Net revenues of PKR2.8bn, broadly in line with our expectations, down 21% qoq, due to a 22% qoq decline in volumes to 2,723 units from 3,475 units.

Gross margins of 28.8% (highest since CY17) came in higher than our expectation of 23.5%, potentially due to procurement of parts at cheaper rates. Note that we had expected margins to come off qoq due to lower volumes; they have risen 4ppt in 4Q. We await the annual accounts for more clarity on this.

Distribution expenses decreased by 17% qoq amid lower volumetric sales, while admin expenses declined by a sharp 30% qoq. Other income decreased by 65% qoq, due to lower cash balances, in our view.

Finance costs were flattish qoq.
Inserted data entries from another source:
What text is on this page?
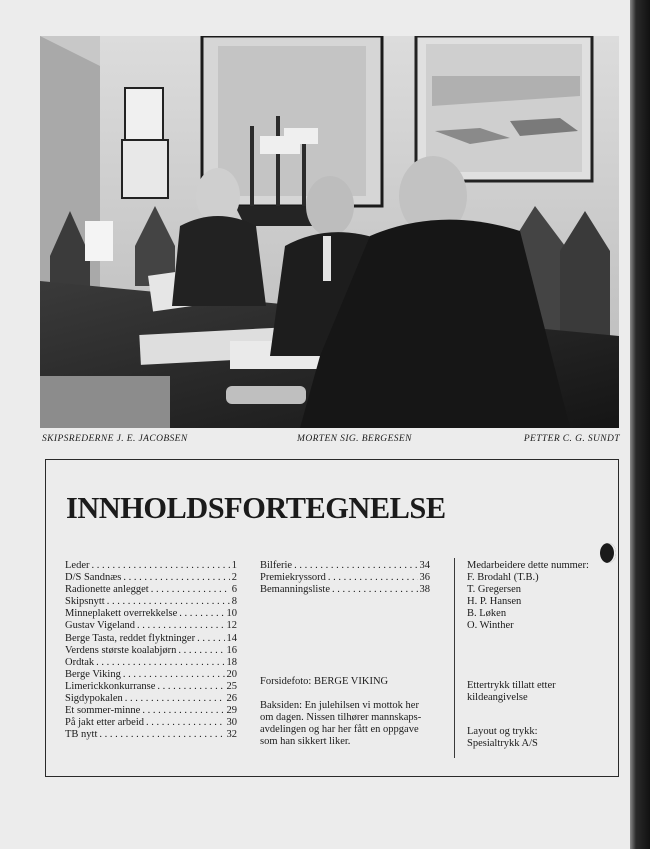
SKIPSREDERNE J. E. JACOBSEN	MORTEN SIG. BERGESEN	PETTER C. G. SUNDT
INNHOLDSFORTEGNELSE
Leder . . .	1
D/S Sandnæs . . .	2
Radionette anlegget . . .	6
Skipsnytt . . .	8
Minneplakett overrekkelse . . .	10
Gustav Vigeland . . .	12
Berge Tasta, reddet flyktninger . . .	14
Verdens største koalabjørn . . .	16
Ordtak . . .	18
Berge Viking . . .	20
Limerickkonkurranse . . .	25
Sigdypokalen . . .	26
Et sommer-minne . . .	29
På jakt etter arbeid . . .	30
TB nytt . . .	32
Bilferie . . .	34
Premiekryssord . . .	36
Bemanningsliste . . .	38
Medarbeidere dette nummer:
F. Brodahl (T.B.)
T. Gregersen
H. P. Hansen
B. Løken
O. Winther
Forsidefoto: BERGE VIKING
Baksiden: En julehilsen vi mottok her
om dagen. Nissen tilhører mannskaps-
avdelingen og har her fått en oppgave
som han sikkert liker.
Ettertrykk tillatt etter
kildeangivelse
Layout og trykk:
Spesialtrykk A/S
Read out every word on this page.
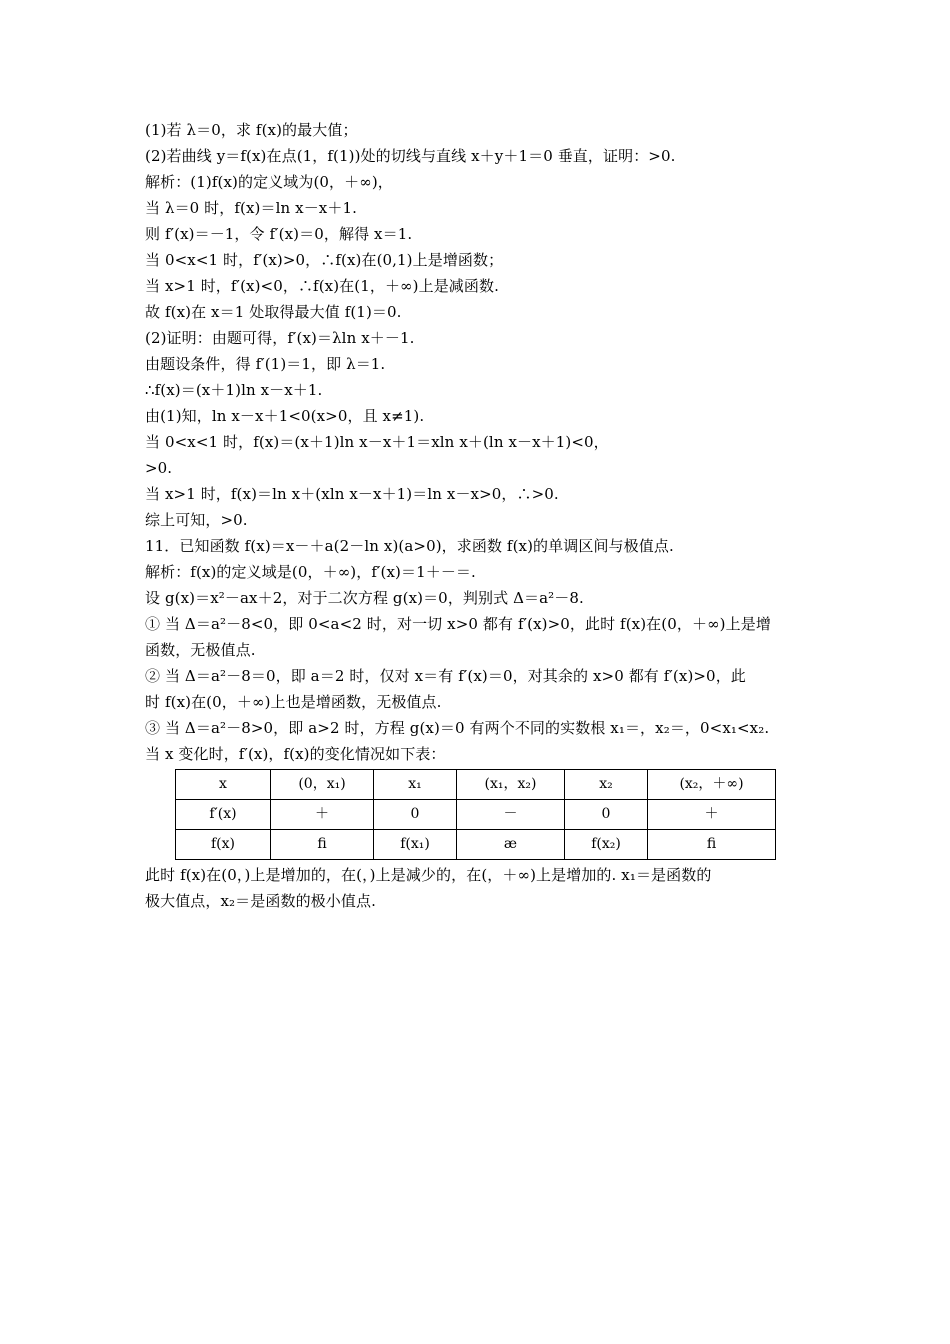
(1)若 λ＝0，求 f(x)的最大值；
(2)若曲线 y＝f(x)在点(1，f(1))处的切线与直线 x＋y＋1＝0 垂直，证明：>0.
解析：(1)f(x)的定义域为(0，＋∞)，
当 λ＝0 时，f(x)＝ln x－x＋1.
则 f′(x)＝－1，令 f′(x)＝0，解得 x＝1.
当 0<x<1 时，f′(x)>0，∴f(x)在(0,1)上是增函数；
当 x>1 时，f′(x)<0，∴f(x)在(1，＋∞)上是减函数.
故 f(x)在 x＝1 处取得最大值 f(1)＝0.
(2)证明：由题可得，f′(x)＝λln x＋－1.
由题设条件，得 f′(1)＝1，即 λ＝1.
∴f(x)＝(x＋1)ln x－x＋1.
由(1)知，ln x－x＋1<0(x>0，且 x≠1).
当 0<x<1 时，f(x)＝(x＋1)ln x－x＋1＝xln x＋(ln x－x＋1)<0，
>0.
当 x>1 时，f(x)＝ln x＋(xln x－x＋1)＝ln x－x>0，∴>0.
综上可知，>0.
11．已知函数 f(x)＝x－＋a(2－ln x)(a>0)，求函数 f(x)的单调区间与极值点.
解析：f(x)的定义域是(0，＋∞)，f′(x)＝1＋－＝.
设 g(x)＝x²－ax＋2，对于二次方程 g(x)＝0，判别式 Δ＝a²－8.
① 当 Δ＝a²－8<0，即 0<a<2 时，对一切 x>0 都有 f′(x)>0，此时 f(x)在(0，＋∞)上是增
函数，无极值点.
② 当 Δ＝a²－8＝0，即 a＝2 时，仅对 x＝有 f′(x)＝0，对其余的 x>0 都有 f′(x)>0，此
时 f(x)在(0，＋∞)上也是增函数，无极值点.
③ 当 Δ＝a²－8>0，即 a>2 时，方程 g(x)＝0 有两个不同的实数根 x₁＝，x₂＝，0<x₁<x₂.
当 x 变化时，f′(x)，f(x)的变化情况如下表：
x	(0，x₁)	x₁	(x₁，x₂)	x₂	(x₂，＋∞)
f′(x)	＋	0	－	0	＋
f(x)	ﬁ	f(x₁)	æ	f(x₂)	ﬁ
此时 f(x)在(0，)上是增加的，在(，)上是减少的，在(，＋∞)上是增加的. x₁＝是函数的
极大值点，x₂＝是函数的极小值点.
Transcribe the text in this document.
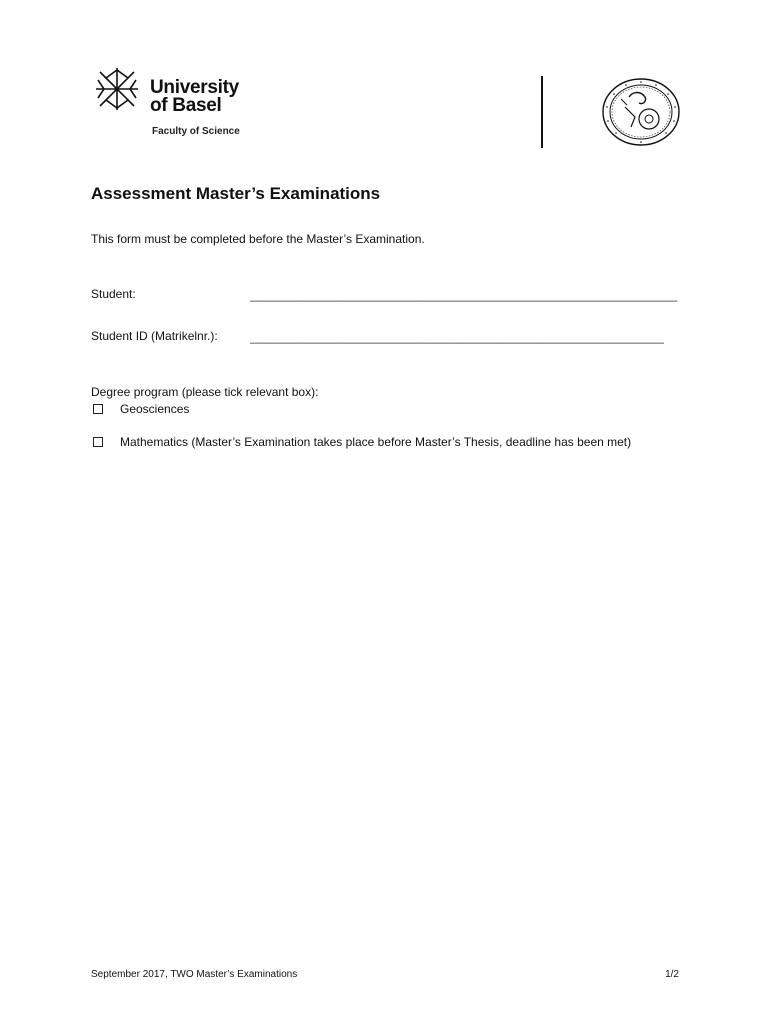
University
of Basel
Faculty of Science
Assessment Master’s Examinations
This form must be completed before the Master’s Examination.
Student:	________________________________________________________________
Student ID (Matrikelnr.):	______________________________________________________________
Degree program (please tick relevant box):
Geosciences
Mathematics (Master’s Examination takes place before Master’s Thesis, deadline has been met)
September 2017, TWO Master’s Examinations	1/2
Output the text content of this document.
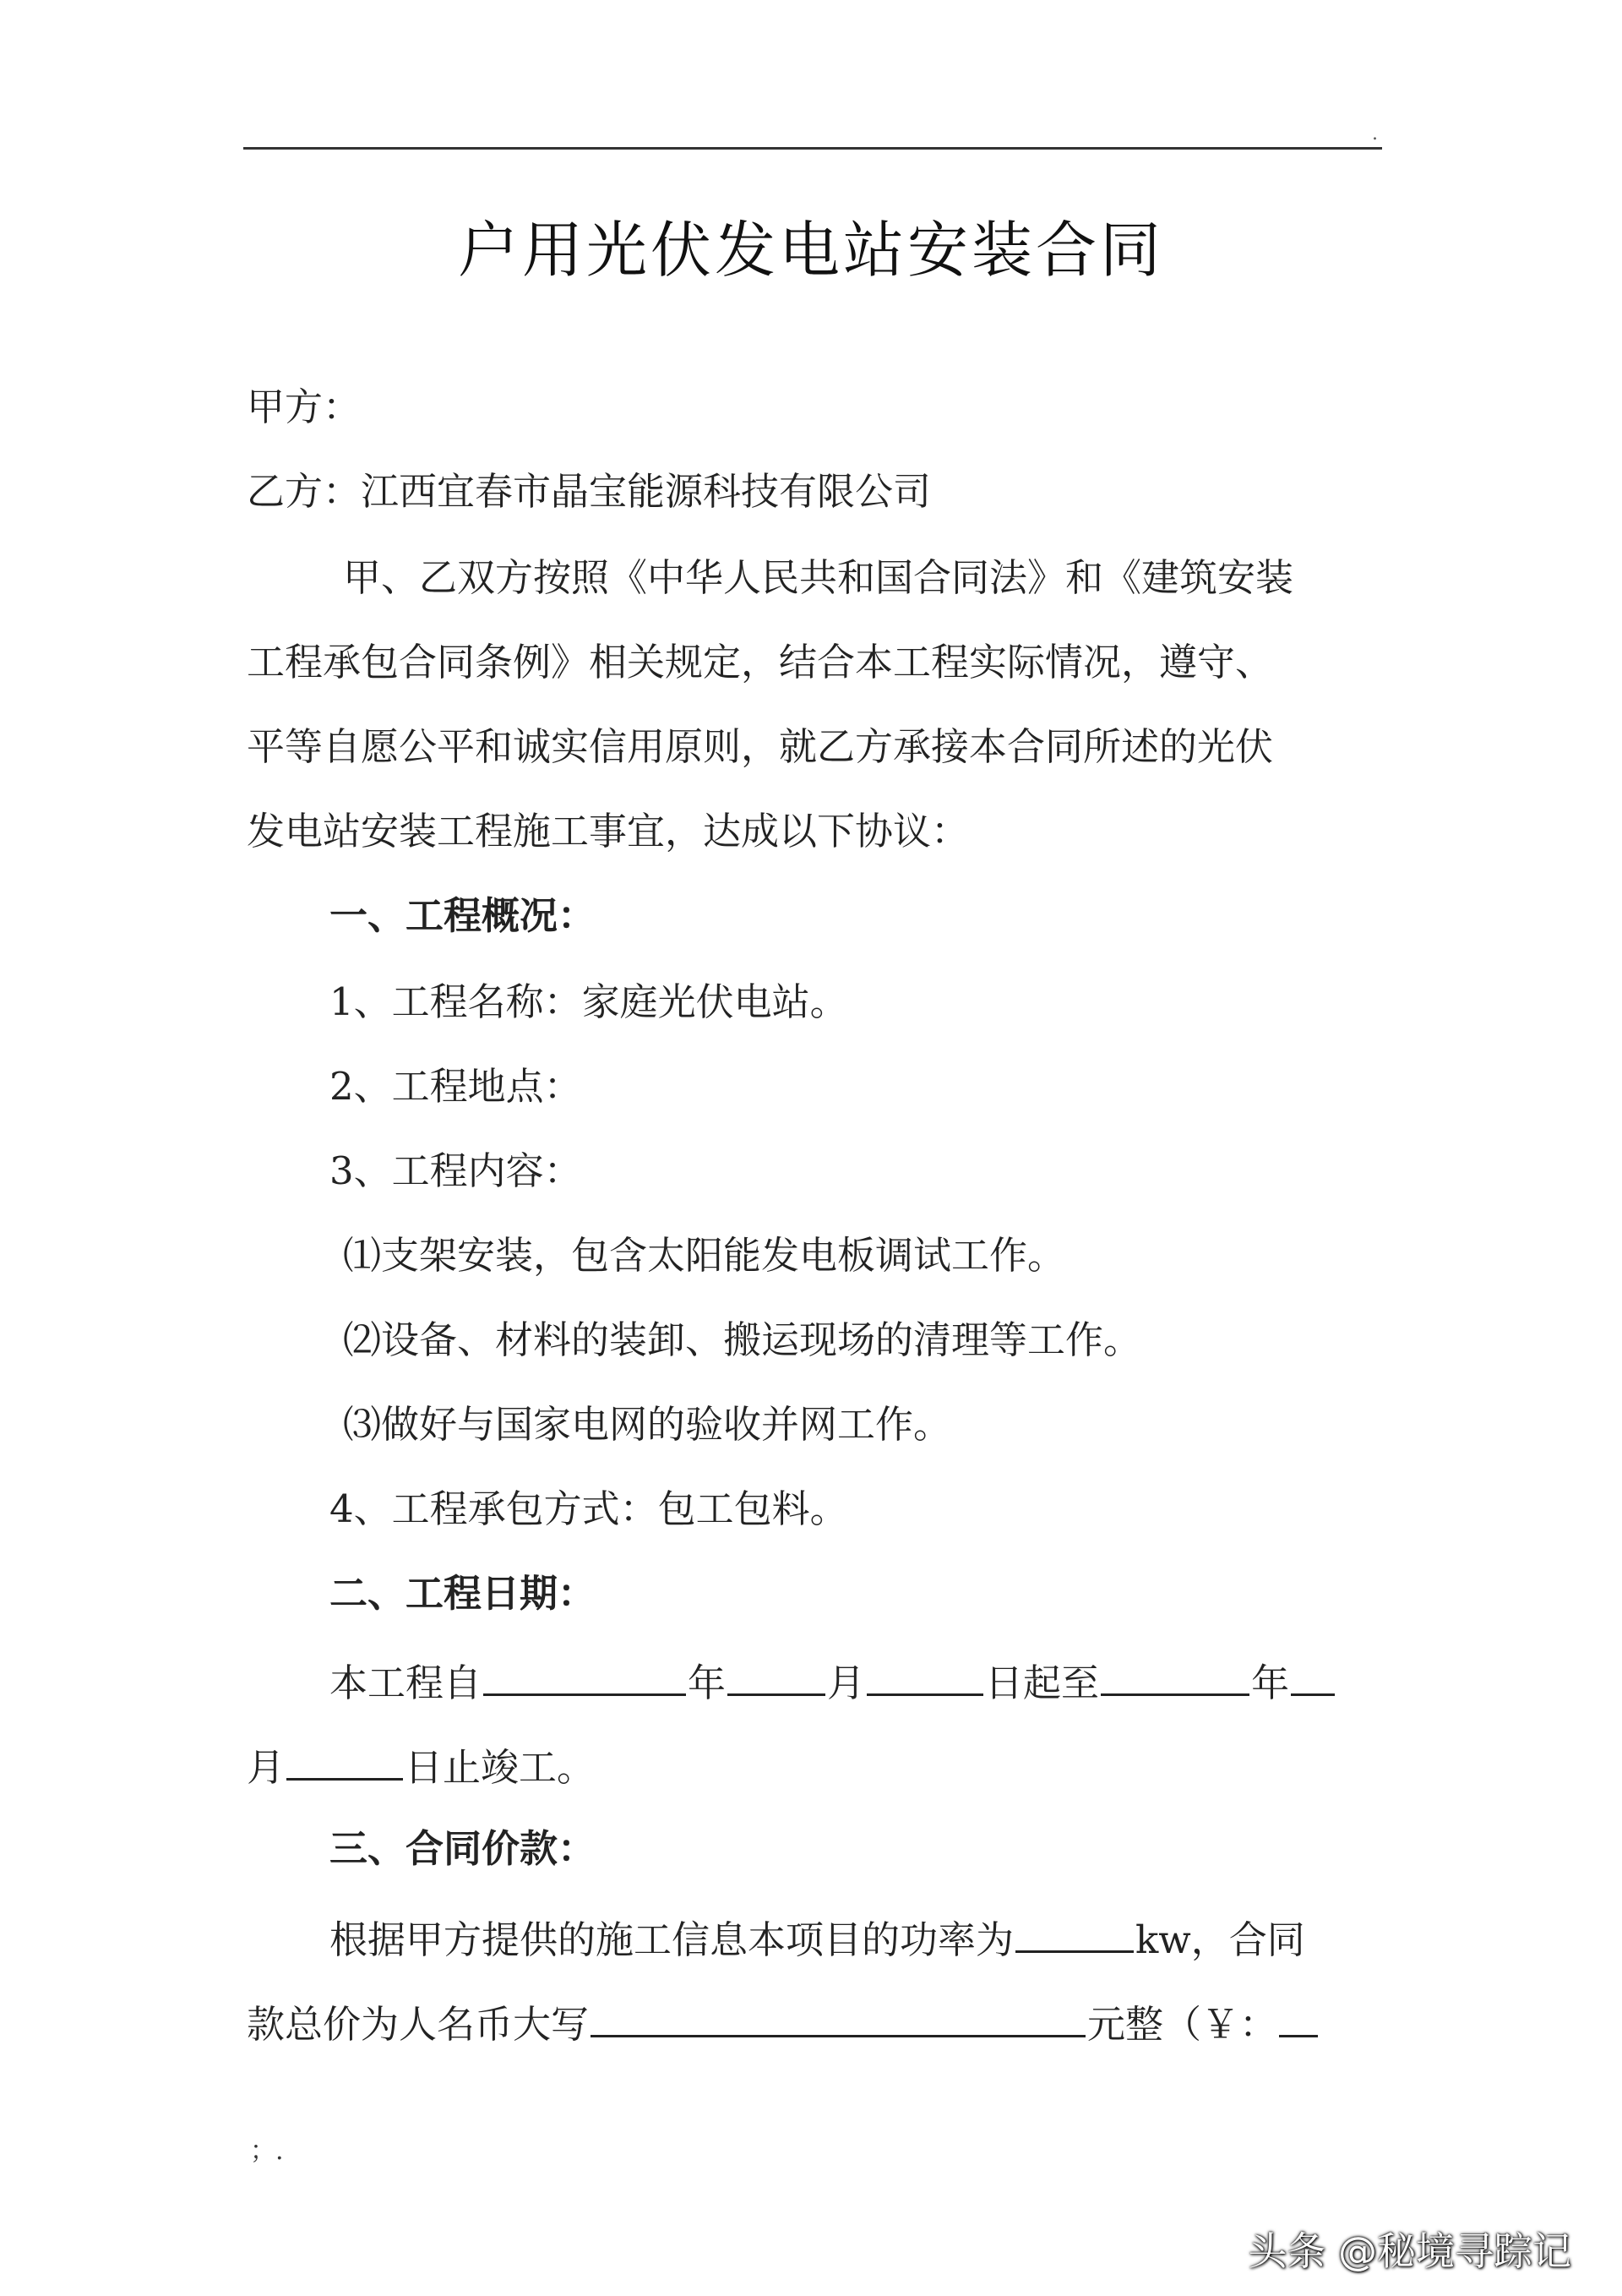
.
户用光伏发电站安装合同
甲方：
乙方：江西宜春市晶宝能源科技有限公司
甲、乙双方按照《中华人民共和国合同法》和《建筑安装
工程承包合同条例》相关规定，结合本工程实际情况，遵守、
平等自愿公平和诚实信用原则，就乙方承接本合同所述的光伏
发电站安装工程施工事宜，达成以下协议：
一、工程概况：
1、工程名称：家庭光伏电站。
2、工程地点：
3、工程内容：
⑴支架安装，包含太阳能发电板调试工作。
⑵设备、材料的装卸、搬运现场的清理等工作。
⑶做好与国家电网的验收并网工作。
4、工程承包方式：包工包料。
二、工程日期：
本工程自	年	月	日起至	年
月	日止竣工。
三、合同价款：
根据甲方提供的施工信息本项目的功率为	kw，合同
款总价为人名币大写	元整（￥：
；.
头条 @秘境寻踪记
This is potentially due to a slight increase in borrowings despite the decline in sales and potential delay in refunds of GST from the government. Effective tax rate clocked in at 30%.

With the overall improvement in farmer dynamics likely to be sustained on the back of recently announced Agriculture Transformation Program and the PM’s statement with regards to the importance of the sector for the economy (top priority), we believe that sales and margins will remain healthy in the coming quarters, in our view. Recall that AGTL also increased prices in January 2021 (as did MTL). We have a Buy stance on AGTL with a December 2021 TP of PKR455/sh, which is accompanied by a CY21f D/Y of c.8%.